Fit the split 'flight-deck' and secure the mannekin. Ordinarily much of the front of the box would be open in order that the operator may step back into it and secure around the waist using the forward half of that deck, which also serves to brace the airframe.

Wednesday, August 9, 2023

Rebuild #8


Using a home insulation product, line the interior of the box using a spray-on glue and a filet of silicone at the corners. This does wonders for rigidity without adding unduly to the weight (and even those wings carrying people into space nowadays are skinned foam fabrications). In reality at full scale this won't be a closed compartment because access has still to be accommodated for ingress by stepping back into the booth from out front.

Note the orientation arrow is duplicated up top prior to its being covered at the base!

Tuesday, August 8, 2023

Rebuild #7


Add side panels to the accommodation booth, to a height of around 16" in this case, as the booth is around three feet high so as to scale to nearer six. As a representative ergonomic model I chose the average height of the Great British female, which stands at 5' and 3". The mannekin therefore has now to identify as a woman, which we can only applaud as our modest contribution to Pride Month.

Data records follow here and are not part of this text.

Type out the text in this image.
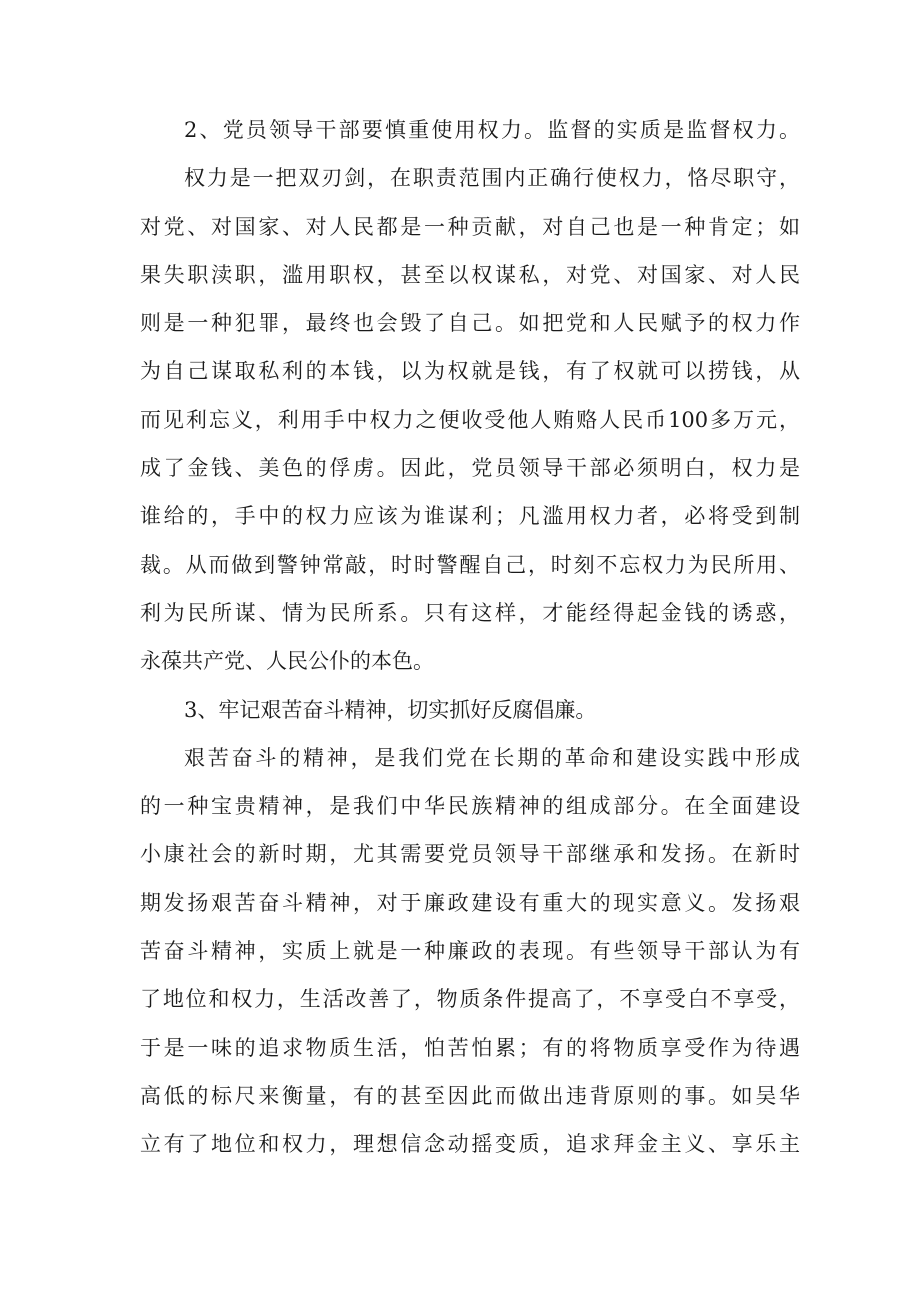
2、党员领导干部要慎重使用权力。监督的实质是监督权力。
权力是一把双刃剑，在职责范围内正确行使权力，恪尽职守，
对党、对国家、对人民都是一种贡献，对自己也是一种肯定；如
果失职渎职，滥用职权，甚至以权谋私，对党、对国家、对人民
则是一种犯罪，最终也会毁了自己。如把党和人民赋予的权力作
为自己谋取私利的本钱，以为权就是钱，有了权就可以捞钱，从
而见利忘义，利用手中权力之便收受他人贿赂人民币100多万元，
成了金钱、美色的俘虏。因此，党员领导干部必须明白，权力是
谁给的，手中的权力应该为谁谋利；凡滥用权力者，必将受到制
裁。从而做到警钟常敲，时时警醒自己，时刻不忘权力为民所用、
利为民所谋、情为民所系。只有这样，才能经得起金钱的诱惑，
永葆共产党、人民公仆的本色。
3、牢记艰苦奋斗精神，切实抓好反腐倡廉。
艰苦奋斗的精神，是我们党在长期的革命和建设实践中形成
的一种宝贵精神，是我们中华民族精神的组成部分。在全面建设
小康社会的新时期，尤其需要党员领导干部继承和发扬。在新时
期发扬艰苦奋斗精神，对于廉政建设有重大的现实意义。发扬艰
苦奋斗精神，实质上就是一种廉政的表现。有些领导干部认为有
了地位和权力，生活改善了，物质条件提高了，不享受白不享受，
于是一味的追求物质生活，怕苦怕累；有的将物质享受作为待遇
高低的标尺来衡量，有的甚至因此而做出违背原则的事。如吴华
立有了地位和权力，理想信念动摇变质，追求拜金主义、享乐主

Sadly (s)he has no hair, and has also to identify as a woman of average height challenged by Alopecia Totalis. Building drones is a whole lot more involved than I'd ever imagined.

Rebuild #6


Add the uprights to the base and dome sub-frames, a point at which the phone-box is able to be tailored to the size of the operator... "Suits you, Sir!".

Rebuild #5


Use the remainder of the half-dozen tube-connectors to assemble the sub-frame for the dome of the phone-box, marking this up for final orientation in the same way due our working to the nearest couple of millimetres tolerance. I've stuck with super-light plastic for the passenger 'transporter' as we're working to around a twenty-kilo limit.

Rebuild #4


Now's a good time to fit the base to the phone-box, with a handful of 4mm pop-rivets and a smear of silicone around the inside edges to firm things up. I should have used black, but used one left over from recent work in the downstairs cloakroom instead.

Rebuild #3


With the shear webs attached to the panniers either side, now's time to fit the made to measure phone-box for transporting the passenger. To ensure that it's going to slide into the lower quad, cut the plastic tubing to suit and assemble the base of the box in situ like this by using three-way connectors. Note that the drone and passenger booth have been marked up as to direction of travel in order that everything fits prior to final assembly.

Monday, August 7, 2023

Rebuild #2


Taken the oppo to reduce the phone-box insert to 11" square, although when I've built something similar at full-scale (albeit stretching only to elbow-height), lesson learned was that it can be wider than it is deep: me like many others being that shape myself. Here it gives those propeller disks all the clearance they need from the superstructure while at the same time looking better proportioned altogether... those holes down the sides are exactly one third (12") in. I packed the voids out too with left-over insulation from a partition wall, as it ups its overall rigidity without increasing its weight unduly.

Rebuild #1


A quick mock-up to ensure it'll all fit together. 36" cantilevers connected by inch-alloy sections cut down to 750mm to allow for the M6 tube-inserts to accommodate bolts. Either side of the booth are inch-square plastic extrusions taken down to 295mm to suit the same tube-inserts. Although these brace the airframe they are non-structural and serve principally to retain the inch-thick insulation foam that will be used to pack out the voids prior to application of shear-webs top and bottom. These to be identical so that the lower quad can be raised around the box to some extent prior to fitment in order to provide ground clearance for the props. All in all a promising start, and as ever, starting is invariably the hardest part. Well done, Colin.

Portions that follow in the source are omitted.